In a deeply divided society, this friendship represented something truly great — bridge building, cooperation, consensus. The question was not whether these two men could achieve responsible government, says Saul, “but whether they could imagine and deliver the sort of society that could make Responsible Government mean something.” They could only do this if they grounded their politics in cultural accommodation, argues Saul.
It was an understandably slow process. But when LaFontaine withdrew his candidacy in his Canada East riding because members of the Protestant Orange Order violently blocked French voters from the polls, Baldwin immediately offered him a seat in Canada West, in the 4th Riding of York, where his father, William Warren, was nominated. William was happy to cede to Louis, and they hit the campaign trail together.
The symbolism of nominating a French Canadian to a seat in Canada West was not lost on the Children of Peace, who released a statement in the local paper that read, “Let us show the world our disapprobation to elections obtained by riot, and such parliamentary measures as refuse to grant equal justice to every representative of Canada.” In other words, they were telling the unelected branch of government that they would pick and choose their candidates for themselves — and without violence or government intervention.
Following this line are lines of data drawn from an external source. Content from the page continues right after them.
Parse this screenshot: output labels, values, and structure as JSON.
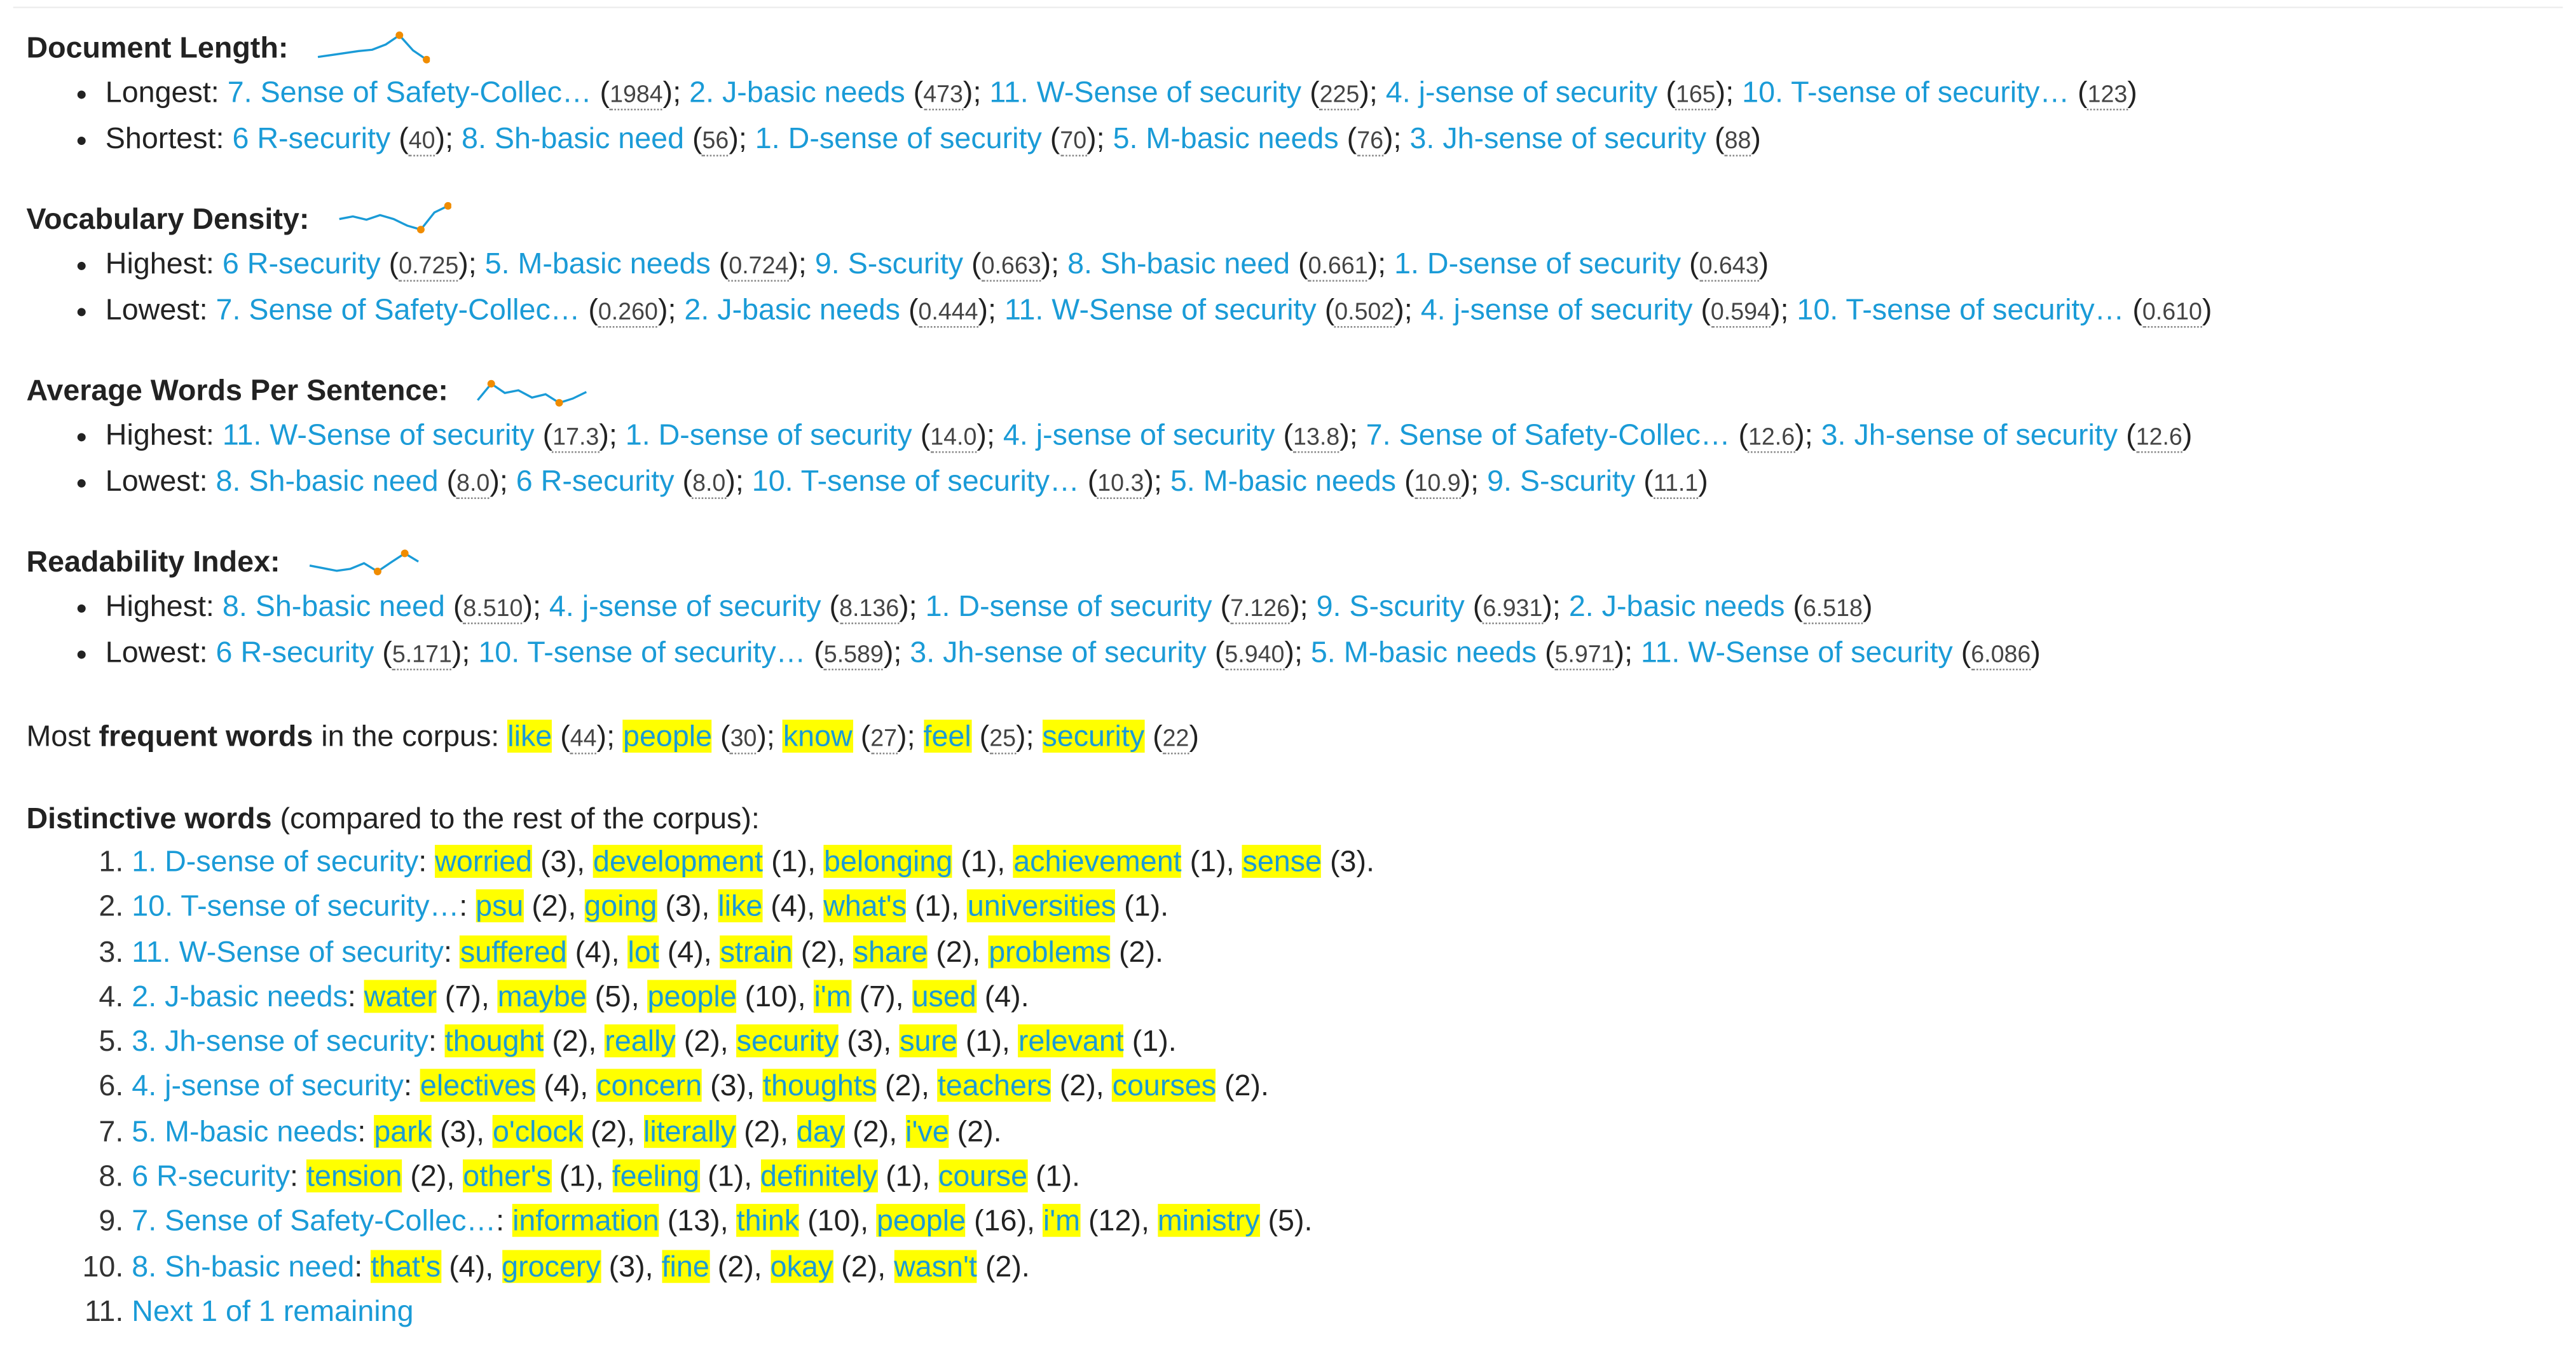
{
  "stats": [
    {
      "heading": "Document Length:",
      "spark_name": "document-length-sparkline",
      "spark": [
        0.78,
        0.72,
        0.66,
        0.6,
        0.56,
        0.4,
        0.12,
        0.58,
        0.86
      ],
      "rows": [
        {
          "label": "Longest:",
          "items": [
            {
              "name": "7. Sense of Safety-Collec…",
              "value": "1984"
            },
            {
              "name": "2. J-basic needs",
              "value": "473"
            },
            {
              "name": "11. W-Sense of security",
              "value": "225"
            },
            {
              "name": "4. j-sense of security",
              "value": "165"
            },
            {
              "name": "10. T-sense of security…",
              "value": "123"
            }
          ]
        },
        {
          "label": "Shortest:",
          "items": [
            {
              "name": "6 R-security",
              "value": "40"
            },
            {
              "name": "8. Sh-basic need",
              "value": "56"
            },
            {
              "name": "1. D-sense of security",
              "value": "70"
            },
            {
              "name": "5. M-basic needs",
              "value": "76"
            },
            {
              "name": "3. Jh-sense of security",
              "value": "88"
            }
          ]
        }
      ]
    },
    {
      "heading": "Vocabulary Density:",
      "spark_name": "vocabulary-density-sparkline",
      "spark": [
        0.5,
        0.42,
        0.52,
        0.38,
        0.5,
        0.7,
        0.82,
        0.3,
        0.1
      ],
      "rows": [
        {
          "label": "Highest:",
          "items": [
            {
              "name": "6 R-security",
              "value": "0.725"
            },
            {
              "name": "5. M-basic needs",
              "value": "0.724"
            },
            {
              "name": "9. S-scurity",
              "value": "0.663"
            },
            {
              "name": "8. Sh-basic need",
              "value": "0.661"
            },
            {
              "name": "1. D-sense of security",
              "value": "0.643"
            }
          ]
        },
        {
          "label": "Lowest:",
          "items": [
            {
              "name": "7. Sense of Safety-Collec…",
              "value": "0.260"
            },
            {
              "name": "2. J-basic needs",
              "value": "0.444"
            },
            {
              "name": "11. W-Sense of security",
              "value": "0.502"
            },
            {
              "name": "4. j-sense of security",
              "value": "0.594"
            },
            {
              "name": "10. T-sense of security…",
              "value": "0.610"
            }
          ]
        }
      ]
    },
    {
      "heading": "Average Words Per Sentence:",
      "spark_name": "average-words-per-sentence-sparkline",
      "spark": [
        0.8,
        0.3,
        0.58,
        0.5,
        0.72,
        0.62,
        0.88,
        0.75,
        0.55
      ],
      "rows": [
        {
          "label": "Highest:",
          "items": [
            {
              "name": "11. W-Sense of security",
              "value": "17.3"
            },
            {
              "name": "1. D-sense of security",
              "value": "14.0"
            },
            {
              "name": "4. j-sense of security",
              "value": "13.8"
            },
            {
              "name": "7. Sense of Safety-Collec…",
              "value": "12.6"
            },
            {
              "name": "3. Jh-sense of security",
              "value": "12.6"
            }
          ]
        },
        {
          "label": "Lowest:",
          "items": [
            {
              "name": "8. Sh-basic need",
              "value": "8.0"
            },
            {
              "name": "6 R-security",
              "value": "8.0"
            },
            {
              "name": "10. T-sense of security…",
              "value": "10.3"
            },
            {
              "name": "5. M-basic needs",
              "value": "10.9"
            },
            {
              "name": "9. S-scurity",
              "value": "11.1"
            }
          ]
        }
      ]
    },
    {
      "heading": "Readability Index:",
      "spark_name": "readability-index-sparkline",
      "spark": [
        0.62,
        0.7,
        0.78,
        0.72,
        0.55,
        0.8,
        0.52,
        0.25,
        0.5
      ],
      "rows": [
        {
          "label": "Highest:",
          "items": [
            {
              "name": "8. Sh-basic need",
              "value": "8.510"
            },
            {
              "name": "4. j-sense of security",
              "value": "8.136"
            },
            {
              "name": "1. D-sense of security",
              "value": "7.126"
            },
            {
              "name": "9. S-scurity",
              "value": "6.931"
            },
            {
              "name": "2. J-basic needs",
              "value": "6.518"
            }
          ]
        },
        {
          "label": "Lowest:",
          "items": [
            {
              "name": "6 R-security",
              "value": "5.171"
            },
            {
              "name": "10. T-sense of security…",
              "value": "5.589"
            },
            {
              "name": "3. Jh-sense of security",
              "value": "5.940"
            },
            {
              "name": "5. M-basic needs",
              "value": "5.971"
            },
            {
              "name": "11. W-Sense of security",
              "value": "6.086"
            }
          ]
        }
      ]
    }
  ],
  "frequent": {
    "prefix": "Most ",
    "bold": "frequent words",
    "suffix": " in the corpus: ",
    "words": [
      {
        "word": "like",
        "count": "44"
      },
      {
        "word": "people",
        "count": "30"
      },
      {
        "word": "know",
        "count": "27"
      },
      {
        "word": "feel",
        "count": "25"
      },
      {
        "word": "security",
        "count": "22"
      }
    ]
  },
  "distinctive": {
    "bold": "Distinctive words",
    "suffix": " (compared to the rest of the corpus):",
    "items": [
      {
        "doc": "1. D-sense of security",
        "words": [
          [
            "worried",
            "3"
          ],
          [
            "development",
            "1"
          ],
          [
            "belonging",
            "1"
          ],
          [
            "achievement",
            "1"
          ],
          [
            "sense",
            "3"
          ]
        ]
      },
      {
        "doc": "10. T-sense of security…",
        "words": [
          [
            "psu",
            "2"
          ],
          [
            "going",
            "3"
          ],
          [
            "like",
            "4"
          ],
          [
            "what's",
            "1"
          ],
          [
            "universities",
            "1"
          ]
        ]
      },
      {
        "doc": "11. W-Sense of security",
        "words": [
          [
            "suffered",
            "4"
          ],
          [
            "lot",
            "4"
          ],
          [
            "strain",
            "2"
          ],
          [
            "share",
            "2"
          ],
          [
            "problems",
            "2"
          ]
        ]
      },
      {
        "doc": "2. J-basic needs",
        "words": [
          [
            "water",
            "7"
          ],
          [
            "maybe",
            "5"
          ],
          [
            "people",
            "10"
          ],
          [
            "i'm",
            "7"
          ],
          [
            "used",
            "4"
          ]
        ]
      },
      {
        "doc": "3. Jh-sense of security",
        "words": [
          [
            "thought",
            "2"
          ],
          [
            "really",
            "2"
          ],
          [
            "security",
            "3"
          ],
          [
            "sure",
            "1"
          ],
          [
            "relevant",
            "1"
          ]
        ]
      },
      {
        "doc": "4. j-sense of security",
        "words": [
          [
            "electives",
            "4"
          ],
          [
            "concern",
            "3"
          ],
          [
            "thoughts",
            "2"
          ],
          [
            "teachers",
            "2"
          ],
          [
            "courses",
            "2"
          ]
        ]
      },
      {
        "doc": "5. M-basic needs",
        "words": [
          [
            "park",
            "3"
          ],
          [
            "o'clock",
            "2"
          ],
          [
            "literally",
            "2"
          ],
          [
            "day",
            "2"
          ],
          [
            "i've",
            "2"
          ]
        ]
      },
      {
        "doc": "6 R-security",
        "words": [
          [
            "tension",
            "2"
          ],
          [
            "other's",
            "1"
          ],
          [
            "feeling",
            "1"
          ],
          [
            "definitely",
            "1"
          ],
          [
            "course",
            "1"
          ]
        ]
      },
      {
        "doc": "7. Sense of Safety-Collec…",
        "words": [
          [
            "information",
            "13"
          ],
          [
            "think",
            "10"
          ],
          [
            "people",
            "16"
          ],
          [
            "i'm",
            "12"
          ],
          [
            "ministry",
            "5"
          ]
        ]
      },
      {
        "doc": "8. Sh-basic need",
        "words": [
          [
            "that's",
            "4"
          ],
          [
            "grocery",
            "3"
          ],
          [
            "fine",
            "2"
          ],
          [
            "okay",
            "2"
          ],
          [
            "wasn't",
            "2"
          ]
        ]
      }
    ],
    "next_label": "Next 1 of 1 remaining"
  },
  "colors": {
    "link": "#1a9bd7",
    "highlight": "#ffff00",
    "sparkline": "#1a9bd7",
    "sparkline_dot": "#f08c00"
  }
}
LaFontaine later returned the favour. After Baldwin lost his seat in Hastings that October due to an Orange Order mob that barred Baldwin and his supporters from the polls, LaFontaine quickly helped Baldwin secure a seat in Rimouski, a deeply francophone part of Canada East.
Years later, in 1848, Reformers swept the election and formed a government. Responsible rule was plainly confirmed when an all-reform cabinet took office, with LaFontaine and Baldwin as co-premiers. This was a great parliamentary moment: the majority-elected party now controlled cabinet after triumphantly demonstrating that they could in fact “deal on the square.”